One of the most profound ideas Alan shared was a metaphor of the northern rata tree found in New Zealand. The northern rata usually begins life as a seed that floats in wind and settles in the humus that rests in the top branches of another species of tree. Its roots actually grow down the sides of the host tree, from top to bottom, finally reaching the ground and establishing in the soil. As the northern rata grows, its roots thicken and create a scaffold totally surrounding the host tree, enclosing it, but not feeding off it or harming it. Eventually as the the rata matures, its framework around the host tree strengthens and actually supports and upholds the declining, decaying host tree. Eventually the roots all join up to form one single trunk around the host tree. This takes considerable time and when the host tree finally declines and dies a natural death, the rata establishes itself as a full-fledged tree up to 80 ft high with a trunk up to 8 ft through. The amazing thing is that neither the rata or the host tree harm each other. In fact, they support each other through an important transition from one expression of life to another.
Our generational culture and the nature of our church are in transition. Ready or not, it is upon us. This metaphor of the northern rata is a vision of the kind of transition that we need to make within the church: cooperative, intentional, progressive, complete. Each generation and its expression of faith has to support the other- the host tree supports more at the start, the rata supports more at the end of the transition. Each generation should retain its identity, but there must be stages there too…the host more prominent at the start, the rata at the end. They both should be rooted in the same soil with the same purpose, but with a different look…same family, different species. Each has life and each sustains other life.

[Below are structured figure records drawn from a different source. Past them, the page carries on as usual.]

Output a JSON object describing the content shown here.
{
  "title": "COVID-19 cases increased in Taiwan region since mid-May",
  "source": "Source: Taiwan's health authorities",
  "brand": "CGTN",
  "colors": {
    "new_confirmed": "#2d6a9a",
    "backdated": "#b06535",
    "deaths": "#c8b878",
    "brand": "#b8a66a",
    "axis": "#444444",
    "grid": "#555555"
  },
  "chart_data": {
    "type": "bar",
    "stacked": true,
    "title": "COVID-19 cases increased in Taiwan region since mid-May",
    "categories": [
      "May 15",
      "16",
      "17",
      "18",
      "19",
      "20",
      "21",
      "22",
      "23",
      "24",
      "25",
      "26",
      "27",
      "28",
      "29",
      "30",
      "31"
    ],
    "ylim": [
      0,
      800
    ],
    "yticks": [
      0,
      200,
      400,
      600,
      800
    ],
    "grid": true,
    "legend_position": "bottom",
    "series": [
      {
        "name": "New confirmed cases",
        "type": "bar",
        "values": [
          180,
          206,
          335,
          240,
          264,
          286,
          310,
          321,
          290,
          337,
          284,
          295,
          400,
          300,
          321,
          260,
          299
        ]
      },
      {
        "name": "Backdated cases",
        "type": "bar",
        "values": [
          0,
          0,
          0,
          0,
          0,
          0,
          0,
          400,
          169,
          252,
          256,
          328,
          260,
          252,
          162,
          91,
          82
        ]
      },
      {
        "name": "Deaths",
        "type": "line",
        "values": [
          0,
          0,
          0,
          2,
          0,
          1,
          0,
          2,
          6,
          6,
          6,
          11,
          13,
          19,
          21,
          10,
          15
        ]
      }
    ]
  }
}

Every host tree in the world has a death. Every rata has a birth. It’s inevitable. This picture of transition should be one that we study and follow. The host cannot live forever. As it declines it should support the new movement. The old should lend its space, strength, height to the new. It should not change its identity, but it should not determine the identity of the new. It should finally succumb to the new, not begrudgingly, but thankfully. Its remains should feed the new, its heritage actually being nourishment for the future.
At the same time, the new expression should not kill the host. It should not starve it or suck its nourishment dry. The new should embrace and protect the host as they both mature. It should follow the outline of the old while not giving up its own distinct character. It should honorably stand in the place of the host when the host has faded away. It should attract the other forms of life that the host was no longer able to sustain. It should be new life with roots intertwined with the roots of the old.
What would it look like if we would would allow nature to be the design for transition of our church and culture?